Craig Sonner has never defended a client accused in a homicide, but he now represents George Zimmerman, the man at the center of one of the nation's most racially divisive shootings in years.
And Sonner predicts he'll have no problem clearing Zimmerman.
"I believed his story of how he was defending himself," said 47-year-old Sonner, a one-man Altamonte Springs law firm. "I've already got a number of experts lined up to take this one … I don't think we're going to have a problem exonerating George Zimmerman."
Sonner had not paid much attention to the case and all the media reports about it until Zimmerman's father called, asking for help.
"Then George called me," Sonner said.
That was more than two weeks ago. Sonner says he now talks with the 28-year-old Zimmerman at least once and sometimes several times a day, depending on the day's events.
At first, Sonner advised his client and his family to say nothing, but the story about Zimmerman, the Neighborhood Watch volunteer who shot Trayvon Martin, an unarmed black 17-year-old, kept growing.
There were rallies and marches in cities across the country. Al Sharpton and the president of the National Association for the Advancement of Colored People traveled to Sanford. Members of Congress called for an arrest.
Finally, on March 23, Sonner decided to change course. Someone had to publicly defend Zimmerman, to say that he was no racist and that his claim of self-defense was legitimate.
So Sonner drove to Lake Mary to do an interview at WOFL-Channel 35. Minutes after walking out of the studio, his phone wouldn't stop ringing, he said. When he got back to his office a short time later, network-news trucks were stacked up outside his office.
But he made perhaps his biggest media splash March 26, when he walked out of an Orlando studio minutes before airtime, leaving Lawrence O'Donnell, host of "The Last Word" on MSNBC, fuming and spending several minutes angrily interviewing an empty chair.
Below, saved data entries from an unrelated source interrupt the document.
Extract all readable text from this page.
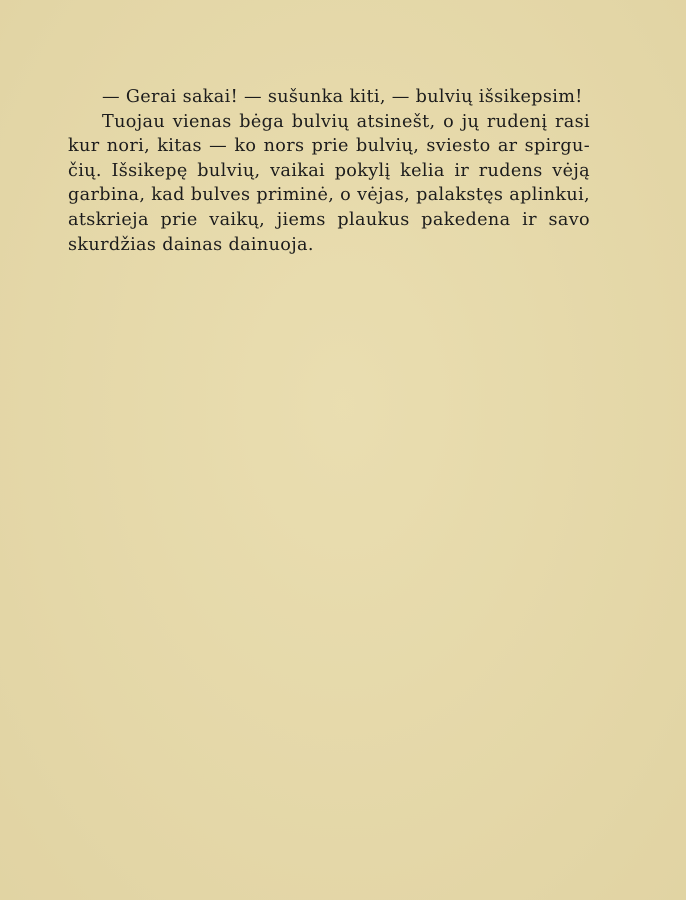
— Gerai sakai! — sušunka kiti, — bulvių išsikepsim!
Tuojau vienas bėga bulvių atsinešt, o jų rudenį rasi
kur nori, kitas — ko nors prie bulvių, sviesto ar spirgu-
čių. Išsikepę bulvių, vaikai pokylį kelia ir rudens vėją
garbina, kad bulves priminė, o vėjas, palakstęs aplinkui,
atskrieja prie vaikų, jiems plaukus pakedena ir savo
skurdžias dainas dainuoja.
"I live in New York City," Stewart joked. "I see a lot of people yelling at chairs. None of them have TV shows."
Sonner said the night he walked off the set that the "only reason I'm talking now is that this case has spun so out of control," he said. Zimmerman "is not a racist. This was a case of self-defense."
And Sonner is no longer Zimmerman's lone defender.
Late Tuesday, veteran Orlando-area criminal-defense attorney Hal Uhrig, who often works on cases with Sonner, announced that he was joining the defense team.
He is confident of their client's self-defense claim, Uhrig told WOFL, in part because Zimmerman has already passed a voice-stress test, something similar to a lie-detector test, administered by Sanford police.
Both lawyers said they never have met Zimmerman face to face.
"Because of the danger he faces, we communicate only by phone," Sonner said.